One myth that the racing industry repeatedly expresses is that the customer’s wagering dollar is like a pie, and every threat to racing is a threat to pilfer away some of our precious pie. Arguments supporting new ideas are immediately met with an accusation that it will take a big greedy bite.
The problem with this mentality is that it assumes the pie is fixed at a certain point, and that the status quo owns that much pie at any given point in time.
Racing though - like any industry - will rise and fall like a balloon based on simple economics; how many customers they have and how much money each spends. Economists call this demand. As most readers of this blog know, the primary demand influencer is price (in this case takeout) and the price of substitutes (in racing these would primarily be poker and sports betting).
I love logic so here’s a simple equation:
P1. The price of a good or service is inversely proportional to quantity demanded
P2. The price in the racing industry is the price of your bet, which is takeout
C. Increasing takeout will decrease wagering
For years the racing industry has acted as though takeout has minimal effect on demand. In other words the pie is fixed. In the past this would have been fairly true, because another influencer of demand is the price and availability of substitutes. Nowadays however, access to poker and sports betting is as simple as turning on your computer. The price of poker: 5%. (And you can even get a rebate on that.)

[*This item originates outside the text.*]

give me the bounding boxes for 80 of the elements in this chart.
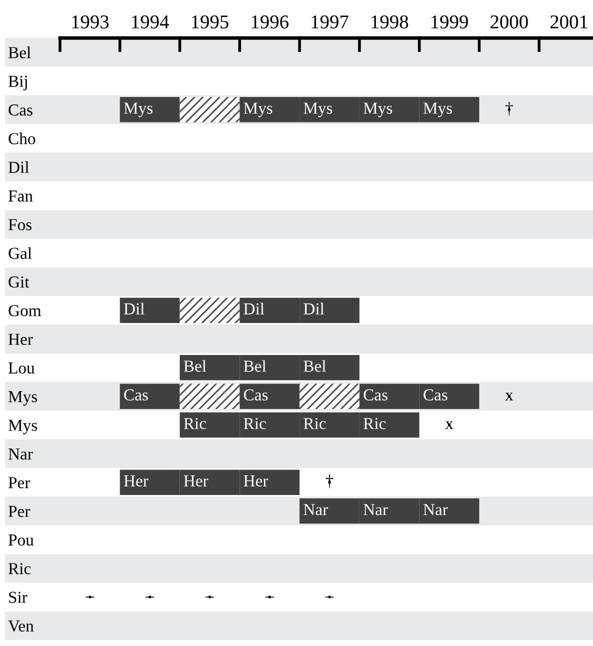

The racing industry talks in terms of takeout and customers, but it’s often as if they’re not even connected. If Betfair moves to a country and lowers the price, it not only results in more customers, but means an existing customer’s wagering dollar lasts longer. Getting hung up over a reduced price and not taking into account an increase in demand makes no sense.
And for those that say that most horseplayers don’t know or care about takeout, here’s this from CanGamble:
Horseplayers, like all gamblers realize when they come home with less money or more money. Lower the takeout, and bettors will come home with more money more often. This will be less discouraging than it is today with takeouts that average around 21% in the industry.
Lowering takeout allows bettors to last longer, and their desire to come back more often and play more often will increase.
If that increases, the likelihood that they expose friends, family, and/or coworkers to horse racing greatly increases.
This post isn’t saying lowering takeout or letting Betfair into new markets will be racing’s savior. Simply that the current attitude (looking at racing in terms of fixed revenue) is flawed.
Jules Boven is the Marketing Manager for Harnesslink and also runs a search engine marketing firm
There once was a caveman named Bobo. He lived inland and hunted Caribou. One day he had extra Caribou meat and his wife said "why don't you trade it for some fish, Bobo". Bobo thought it was a good idea, so he went to the village by the sea with his caribou steak to see if he could get some fish.
At the sea he traded his Caribou steak for three nice fish. He brought them home and his family ate the fish. "Way to go Bobo" they said, "but we have four people in our family, you should have got four fish!" Bobo was sad.
The next day Bobo decided that he would take more Caribou to the sea and get four fish. He traveled.
He found when he was there that everyone wanted to pay three fish for his steak and they would not give him four. Bobo went home with no fish.
He never went back to the sea to get fish and he blamed it on the economy.
Bobo's decendants are currently racetrack executives in North America.
And that is the story of Bobo.
Great story! Should be a post in itself, illustrates the point far better than I, thanks.
Steve was a Vegas regular. Horizontals were his game with a daily in the $20k range. He had pics as many as 30 & 40 x's. Steve is famous around town for the toughest beat in racing history. Alive with the only 2 covered in the last leg of a SA carryover ($8 million), he was 1, 2 at the 1/8 pole, the next horse another 6 back. The horse in front snapped. You can guess the rest. Steve has been gone for over a year. Some say his opinion wasn't tight enough. Others, obviously, think it was the slice. He hated drugs; felt the stewards were incompetent and knew plenty about what actually happens under the surface. He was most certainly not compulsive and owned a successful business; it was all about $ for him. How can racing get him back? Shouldn't there be a limo out front every day?
The horseplayers' pie isn't the only one being stressed. Take a look at what's happening in Delaware with their casino operations and this is BEFORE Pennsylvania gets table games and Maryland gets their casinos.
As I've said before, "When everybody has slots it will be like when nobody had slots." Ultimately, the game needs to survive on its own, for its own, and to do that it needs to give its customers a better deal than they're getting today. If racing execs think 2009 is bad, wait until this time next year.